Let us establish one thing before I began: colour blindness is a real condition, lack of style is not. Anyone who claims being “colour blind” because they lack fashion sense is a moron. Sensitivity rules apply: if you don’t have that condition, don’t claim you do. It’s rude.
God loves beauty. God made beauty. Beauty can be found in every colours of the rainbow and every colour of nature. Unfortunately, some people seem to believe that colour-matching should be left to God and spend no time on trying their hands at it themselves. Wether it be scarves, clothing, makeup: some things go together and some don’t. Please!

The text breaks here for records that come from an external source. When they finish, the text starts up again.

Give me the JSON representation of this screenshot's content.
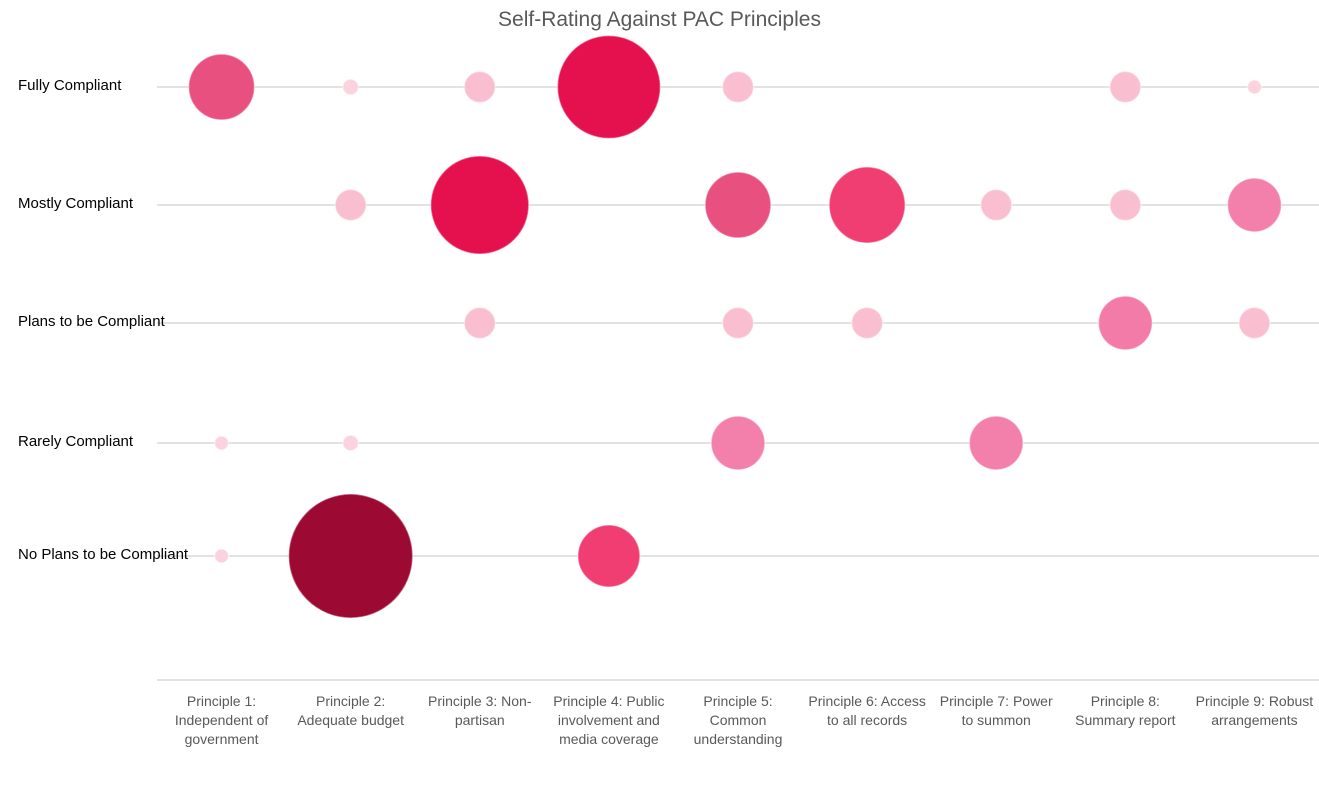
{
  "chart_data": {
    "type": "bubble",
    "title": "Self-Rating Against PAC Principles",
    "categories": [
      "Principle 1: Independent of government",
      "Principle 2: Adequate budget",
      "Principle 3: Non-partisan",
      "Principle 4: Public involvement and media coverage",
      "Principle 5: Common understanding",
      "Principle 6: Access to all records",
      "Principle 7: Power to summon",
      "Principle 8: Summary report",
      "Principle 9: Robust arrangements"
    ],
    "levels": [
      "Fully Compliant",
      "Mostly Compliant",
      "Plans to be Compliant",
      "Rarely Compliant",
      "No Plans to be Compliant"
    ],
    "values": [
      [
        4.5,
        0.25,
        1,
        11,
        1,
        null,
        null,
        1,
        0.2
      ],
      [
        null,
        1,
        10,
        null,
        4.5,
        6,
        1,
        1,
        3
      ],
      [
        null,
        null,
        1,
        null,
        1,
        1,
        null,
        3,
        1
      ],
      [
        0.2,
        0.25,
        null,
        null,
        3,
        null,
        3,
        null,
        null
      ],
      [
        0.2,
        16,
        null,
        4,
        null,
        null,
        null,
        null,
        null
      ]
    ],
    "colors": [
      [
        "#e8517f",
        "#fbd3df",
        "#f9bfd1",
        "#e5114f",
        "#f9bfd1",
        null,
        null,
        "#f9bfd1",
        "#fbd3df"
      ],
      [
        null,
        "#f9bfd1",
        "#e5114f",
        null,
        "#e8517f",
        "#f03e72",
        "#f9bfd1",
        "#f9bfd1",
        "#f380aa"
      ],
      [
        null,
        null,
        "#f9bfd1",
        null,
        "#f9bfd1",
        "#f9bfd1",
        null,
        "#f37ba7",
        "#f9bfd1"
      ],
      [
        "#fbd3df",
        "#fbd3df",
        null,
        null,
        "#f380aa",
        null,
        "#f380aa",
        null,
        null
      ],
      [
        "#fbd3df",
        "#9c0a33",
        null,
        "#f03e72",
        null,
        null,
        null,
        null,
        null
      ]
    ],
    "grid": true
  }
}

As anyone who’s ever tried buying paint knows, there are many MANY colours out there, so I will try and help you make sense of it all by giving you some simple rules of colour-matching.

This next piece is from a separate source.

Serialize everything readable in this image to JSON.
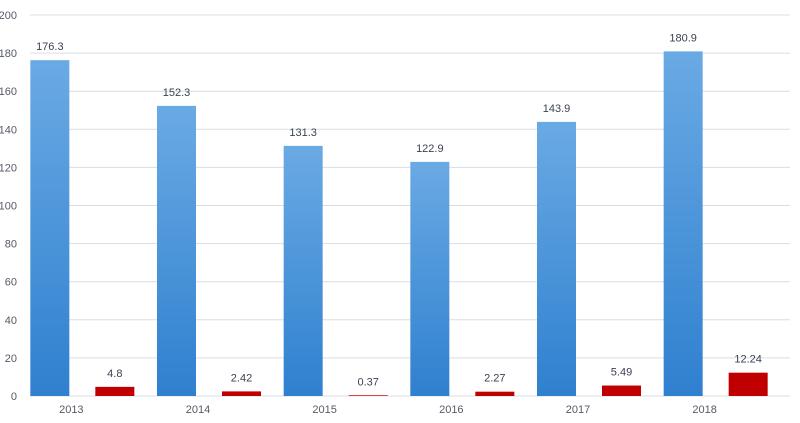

RULE 1: Learn your warm and your cold
Colours are usually divided between warm and cold colours: Reds, Oranges, and Yellows are warm colours and Greens, Blues and Purples are cold colours. Browns and Pinks are warm, Greys are cold. Black and White can really be placed in either. I usually advise to stick to either warm or cold colours together. If you want a striking mixed-palette effect, go opposites: red with green, orange with blue or yellow with purple.
RULE 2: Light for light, dark for dark
Colours can go from pastel (pale) to bright to dark. When chosing your colour palette, try and stick with one. A bright purple will go well with a bright green or a bright blue, a dark red with a dark yellow, etc. Black and White can be used with any “shade” of colours, but of course white works better with bright or lighter, and black works better with darker.The only exception to this rule is neon… just don’t do all neons or you will be thrown back to the 90s. And really, neons? why?

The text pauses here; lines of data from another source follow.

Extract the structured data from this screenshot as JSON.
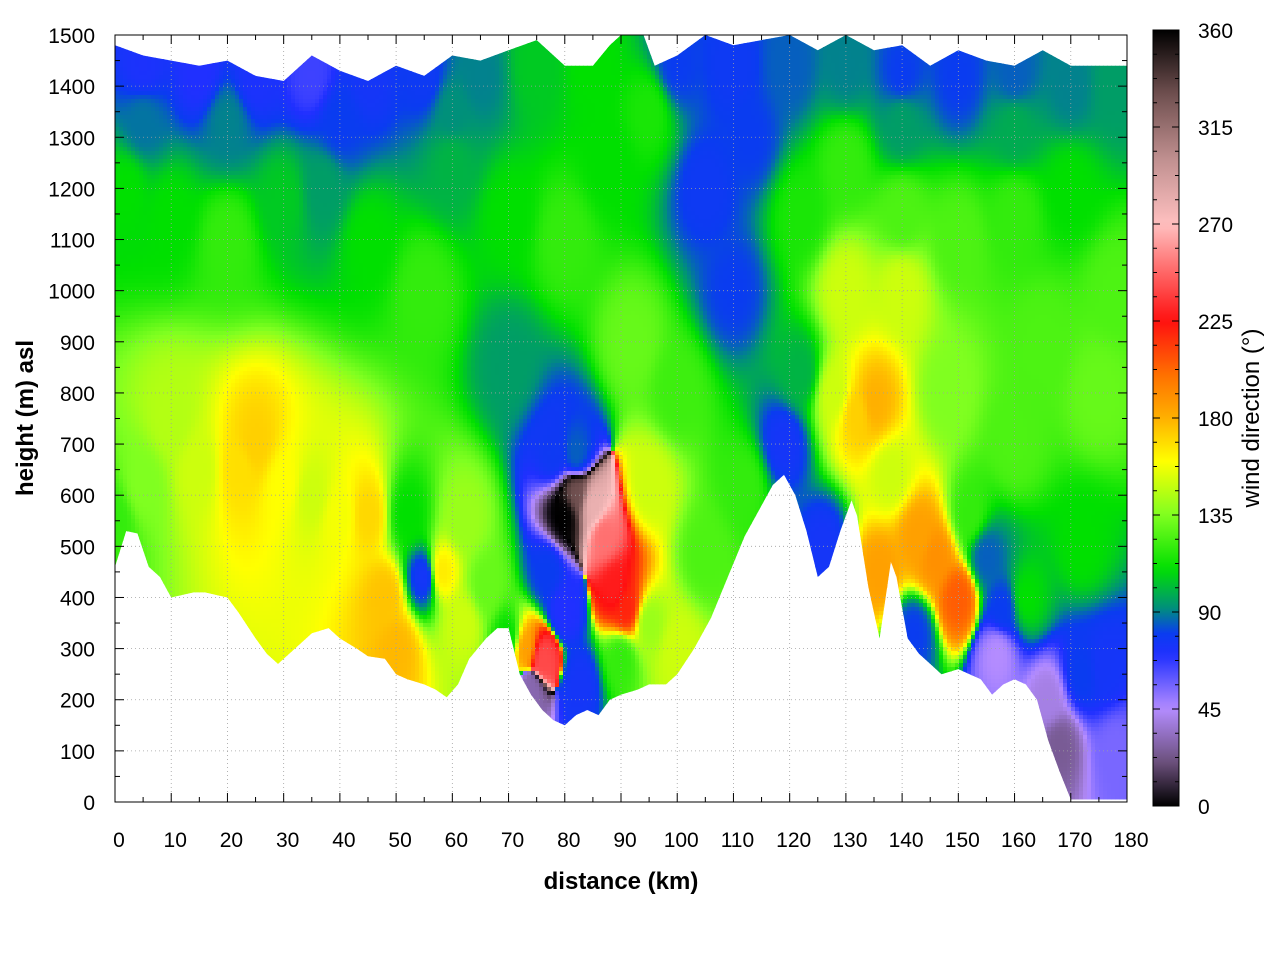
{
  "chart_data": {
    "type": "heatmap",
    "title": "",
    "xlabel": "distance (km)",
    "ylabel": "height (m) asl",
    "colorbar_label": "wind direction (°)",
    "xlim": [
      0,
      180
    ],
    "ylim": [
      0,
      1500
    ],
    "clim": [
      0,
      360
    ],
    "x_ticks": [
      0,
      10,
      20,
      30,
      40,
      50,
      60,
      70,
      80,
      90,
      100,
      110,
      120,
      130,
      140,
      150,
      160,
      170,
      180
    ],
    "y_ticks": [
      0,
      100,
      200,
      300,
      400,
      500,
      600,
      700,
      800,
      900,
      1000,
      1100,
      1200,
      1300,
      1400,
      1500
    ],
    "colorbar_ticks": [
      0,
      45,
      90,
      135,
      180,
      225,
      270,
      315,
      360
    ],
    "grid": true,
    "colormap": [
      {
        "v": 0,
        "c": "#000000"
      },
      {
        "v": 20,
        "c": "#6a4f7a"
      },
      {
        "v": 45,
        "c": "#b48cff"
      },
      {
        "v": 70,
        "c": "#2030ff"
      },
      {
        "v": 80,
        "c": "#0a3cf0"
      },
      {
        "v": 92,
        "c": "#00907a"
      },
      {
        "v": 110,
        "c": "#00e000"
      },
      {
        "v": 135,
        "c": "#80ff20"
      },
      {
        "v": 160,
        "c": "#ffff00"
      },
      {
        "v": 180,
        "c": "#ffb000"
      },
      {
        "v": 200,
        "c": "#ff7000"
      },
      {
        "v": 225,
        "c": "#ff1010"
      },
      {
        "v": 250,
        "c": "#ff7070"
      },
      {
        "v": 270,
        "c": "#ffc0c0"
      },
      {
        "v": 300,
        "c": "#c09090"
      },
      {
        "v": 330,
        "c": "#705050"
      },
      {
        "v": 360,
        "c": "#000000"
      }
    ],
    "terrain_profile": {
      "x": [
        0,
        2,
        4,
        6,
        8,
        10,
        12,
        14,
        16,
        20,
        22,
        25,
        27,
        29,
        30,
        32,
        35,
        38,
        40,
        43,
        45,
        48,
        50,
        52,
        55,
        57,
        59,
        61,
        63,
        66,
        68,
        70,
        72,
        74,
        76,
        78,
        80,
        82,
        84,
        86,
        88,
        90,
        93,
        95,
        98,
        100,
        103,
        106,
        109,
        112,
        115,
        117,
        119,
        121,
        123,
        125,
        127,
        129,
        131,
        132,
        134,
        136,
        138,
        139,
        141,
        143,
        145,
        147,
        150,
        152,
        154,
        156,
        158,
        160,
        162,
        164,
        166,
        168,
        170,
        172,
        174,
        176,
        178,
        180
      ],
      "height_m": [
        460,
        530,
        525,
        460,
        440,
        400,
        405,
        410,
        410,
        400,
        370,
        320,
        290,
        270,
        280,
        300,
        330,
        340,
        320,
        300,
        285,
        280,
        250,
        240,
        230,
        220,
        205,
        230,
        280,
        320,
        340,
        340,
        250,
        210,
        180,
        160,
        150,
        170,
        180,
        170,
        200,
        210,
        220,
        230,
        230,
        250,
        300,
        360,
        440,
        520,
        580,
        620,
        640,
        600,
        530,
        440,
        460,
        530,
        590,
        560,
        420,
        320,
        470,
        440,
        320,
        290,
        270,
        250,
        260,
        250,
        240,
        210,
        230,
        240,
        230,
        200,
        120,
        60,
        5,
        5,
        5,
        5,
        5,
        5
      ]
    },
    "top_edge": {
      "x": [
        0,
        5,
        10,
        15,
        20,
        25,
        30,
        35,
        40,
        45,
        50,
        55,
        60,
        65,
        70,
        75,
        80,
        85,
        88,
        90,
        92,
        94,
        96,
        100,
        105,
        110,
        115,
        120,
        125,
        130,
        135,
        140,
        145,
        150,
        155,
        160,
        165,
        170,
        175,
        180
      ],
      "height_m": [
        1480,
        1460,
        1450,
        1440,
        1450,
        1420,
        1410,
        1460,
        1430,
        1410,
        1440,
        1420,
        1460,
        1450,
        1470,
        1490,
        1440,
        1440,
        1480,
        1500,
        1500,
        1500,
        1440,
        1460,
        1500,
        1480,
        1490,
        1500,
        1470,
        1500,
        1470,
        1480,
        1440,
        1470,
        1450,
        1440,
        1470,
        1440,
        1440,
        1440
      ]
    },
    "features": [
      {
        "x": 0,
        "h": 550,
        "dir": 120
      },
      {
        "x": 5,
        "h": 620,
        "dir": 135
      },
      {
        "x": 10,
        "h": 750,
        "dir": 145
      },
      {
        "x": 15,
        "h": 650,
        "dir": 150
      },
      {
        "x": 22,
        "h": 650,
        "dir": 168
      },
      {
        "x": 25,
        "h": 700,
        "dir": 172
      },
      {
        "x": 30,
        "h": 620,
        "dir": 160
      },
      {
        "x": 35,
        "h": 600,
        "dir": 150
      },
      {
        "x": 40,
        "h": 560,
        "dir": 158
      },
      {
        "x": 45,
        "h": 560,
        "dir": 170
      },
      {
        "x": 48,
        "h": 400,
        "dir": 175
      },
      {
        "x": 50,
        "h": 300,
        "dir": 178
      },
      {
        "x": 52,
        "h": 560,
        "dir": 110
      },
      {
        "x": 55,
        "h": 440,
        "dir": 75
      },
      {
        "x": 58,
        "h": 450,
        "dir": 165
      },
      {
        "x": 62,
        "h": 550,
        "dir": 140
      },
      {
        "x": 62,
        "h": 350,
        "dir": 150
      },
      {
        "x": 66,
        "h": 420,
        "dir": 130
      },
      {
        "x": 70,
        "h": 320,
        "dir": 110
      },
      {
        "x": 73,
        "h": 300,
        "dir": 185
      },
      {
        "x": 76,
        "h": 280,
        "dir": 240
      },
      {
        "x": 74,
        "h": 220,
        "dir": 30
      },
      {
        "x": 77,
        "h": 450,
        "dir": 80
      },
      {
        "x": 70,
        "h": 850,
        "dir": 95
      },
      {
        "x": 78,
        "h": 680,
        "dir": 78
      },
      {
        "x": 82,
        "h": 680,
        "dir": 85
      },
      {
        "x": 80,
        "h": 560,
        "dir": 360
      },
      {
        "x": 82,
        "h": 600,
        "dir": 330
      },
      {
        "x": 85,
        "h": 580,
        "dir": 280
      },
      {
        "x": 87,
        "h": 520,
        "dir": 250
      },
      {
        "x": 89,
        "h": 420,
        "dir": 228
      },
      {
        "x": 91,
        "h": 380,
        "dir": 220
      },
      {
        "x": 80,
        "h": 380,
        "dir": 70
      },
      {
        "x": 83,
        "h": 230,
        "dir": 75
      },
      {
        "x": 90,
        "h": 280,
        "dir": 120
      },
      {
        "x": 95,
        "h": 350,
        "dir": 140
      },
      {
        "x": 95,
        "h": 620,
        "dir": 150
      },
      {
        "x": 100,
        "h": 300,
        "dir": 150
      },
      {
        "x": 92,
        "h": 900,
        "dir": 130
      },
      {
        "x": 100,
        "h": 800,
        "dir": 122
      },
      {
        "x": 105,
        "h": 1200,
        "dir": 78
      },
      {
        "x": 110,
        "h": 1000,
        "dir": 80
      },
      {
        "x": 113,
        "h": 1300,
        "dir": 80
      },
      {
        "x": 105,
        "h": 480,
        "dir": 125
      },
      {
        "x": 112,
        "h": 620,
        "dir": 120
      },
      {
        "x": 119,
        "h": 700,
        "dir": 75
      },
      {
        "x": 122,
        "h": 840,
        "dir": 100
      },
      {
        "x": 126,
        "h": 500,
        "dir": 75
      },
      {
        "x": 128,
        "h": 800,
        "dir": 150
      },
      {
        "x": 130,
        "h": 1000,
        "dir": 150
      },
      {
        "x": 132,
        "h": 760,
        "dir": 172
      },
      {
        "x": 135,
        "h": 780,
        "dir": 180
      },
      {
        "x": 136,
        "h": 450,
        "dir": 185
      },
      {
        "x": 138,
        "h": 640,
        "dir": 150
      },
      {
        "x": 140,
        "h": 1000,
        "dir": 150
      },
      {
        "x": 143,
        "h": 520,
        "dir": 185
      },
      {
        "x": 146,
        "h": 480,
        "dir": 190
      },
      {
        "x": 150,
        "h": 400,
        "dir": 205
      },
      {
        "x": 142,
        "h": 330,
        "dir": 80
      },
      {
        "x": 148,
        "h": 800,
        "dir": 135
      },
      {
        "x": 152,
        "h": 560,
        "dir": 120
      },
      {
        "x": 155,
        "h": 480,
        "dir": 85
      },
      {
        "x": 158,
        "h": 380,
        "dir": 80
      },
      {
        "x": 157,
        "h": 290,
        "dir": 45
      },
      {
        "x": 162,
        "h": 400,
        "dir": 110
      },
      {
        "x": 160,
        "h": 700,
        "dir": 125
      },
      {
        "x": 165,
        "h": 900,
        "dir": 125
      },
      {
        "x": 166,
        "h": 200,
        "dir": 40
      },
      {
        "x": 168,
        "h": 110,
        "dir": 25
      },
      {
        "x": 172,
        "h": 250,
        "dir": 80
      },
      {
        "x": 176,
        "h": 260,
        "dir": 75
      },
      {
        "x": 178,
        "h": 100,
        "dir": 55
      },
      {
        "x": 172,
        "h": 500,
        "dir": 110
      },
      {
        "x": 175,
        "h": 800,
        "dir": 130
      },
      {
        "x": 2,
        "h": 1200,
        "dir": 110
      },
      {
        "x": 10,
        "h": 1150,
        "dir": 110
      },
      {
        "x": 20,
        "h": 1100,
        "dir": 120
      },
      {
        "x": 30,
        "h": 1180,
        "dir": 105
      },
      {
        "x": 37,
        "h": 1200,
        "dir": 95
      },
      {
        "x": 45,
        "h": 1100,
        "dir": 110
      },
      {
        "x": 55,
        "h": 1000,
        "dir": 120
      },
      {
        "x": 60,
        "h": 1250,
        "dir": 100
      },
      {
        "x": 70,
        "h": 1150,
        "dir": 110
      },
      {
        "x": 80,
        "h": 1100,
        "dir": 120
      },
      {
        "x": 88,
        "h": 1250,
        "dir": 110
      },
      {
        "x": 95,
        "h": 1350,
        "dir": 115
      },
      {
        "x": 122,
        "h": 1150,
        "dir": 115
      },
      {
        "x": 130,
        "h": 1250,
        "dir": 120
      },
      {
        "x": 140,
        "h": 1150,
        "dir": 125
      },
      {
        "x": 150,
        "h": 1100,
        "dir": 125
      },
      {
        "x": 160,
        "h": 1150,
        "dir": 120
      },
      {
        "x": 170,
        "h": 1200,
        "dir": 110
      },
      {
        "x": 178,
        "h": 1000,
        "dir": 125
      },
      {
        "x": 5,
        "h": 1440,
        "dir": 72
      },
      {
        "x": 15,
        "h": 1430,
        "dir": 70
      },
      {
        "x": 25,
        "h": 1420,
        "dir": 72
      },
      {
        "x": 35,
        "h": 1420,
        "dir": 65
      },
      {
        "x": 45,
        "h": 1420,
        "dir": 75
      },
      {
        "x": 55,
        "h": 1420,
        "dir": 78
      },
      {
        "x": 65,
        "h": 1420,
        "dir": 90
      },
      {
        "x": 75,
        "h": 1440,
        "dir": 105
      },
      {
        "x": 85,
        "h": 1440,
        "dir": 110
      },
      {
        "x": 100,
        "h": 1440,
        "dir": 80
      },
      {
        "x": 110,
        "h": 1440,
        "dir": 78
      },
      {
        "x": 120,
        "h": 1440,
        "dir": 85
      },
      {
        "x": 130,
        "h": 1440,
        "dir": 90
      },
      {
        "x": 140,
        "h": 1420,
        "dir": 80
      },
      {
        "x": 150,
        "h": 1420,
        "dir": 80
      },
      {
        "x": 160,
        "h": 1420,
        "dir": 85
      },
      {
        "x": 170,
        "h": 1400,
        "dir": 90
      },
      {
        "x": 178,
        "h": 1400,
        "dir": 95
      },
      {
        "x": 5,
        "h": 1330,
        "dir": 88
      },
      {
        "x": 20,
        "h": 1330,
        "dir": 90
      },
      {
        "x": 40,
        "h": 1330,
        "dir": 80
      },
      {
        "x": 60,
        "h": 1350,
        "dir": 92
      },
      {
        "x": 140,
        "h": 1330,
        "dir": 95
      },
      {
        "x": 160,
        "h": 1320,
        "dir": 98
      }
    ]
  }
}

RULE 3: One patern for one plain
I know some great coordinators can pull off two patterns expertly buuuuuuut this should be left for expert coordinators. Please wait until you feel expert enough before trying this yourself. If you MUST mix patterns, the general rule is to have one big patterns for one small pattern. For example, a suit with large stripes with a tie with polka dots. I would still advise to have one plain in there such as a plain dress shirt to balance the look. With head scarf, this is especially true, if you choose one scarf which has patterns, you should pick an underscarf with little to no pattern. If you are using more than one scarf, make sure to alternate plain and pattern, otherwise you will find yourself overwhelmed by your head scarf!
RULE 4: Accentuate one feature at a time
This rule applies perfectly to makeup, accentuate your eyes or your lips, never both at once, or you’ll look clownish. However, this rule can also help take a look from pretty to outstanding when applied to clothes. For example, wearing all white with a blue shirt or greys and blacks with red accessories. Playing up one part of your attire is a sure fire way of getting the attention where you want it to: Bright pants, neutral shirt; bright shirt, neutral pants; bright accessories, neutral clothing.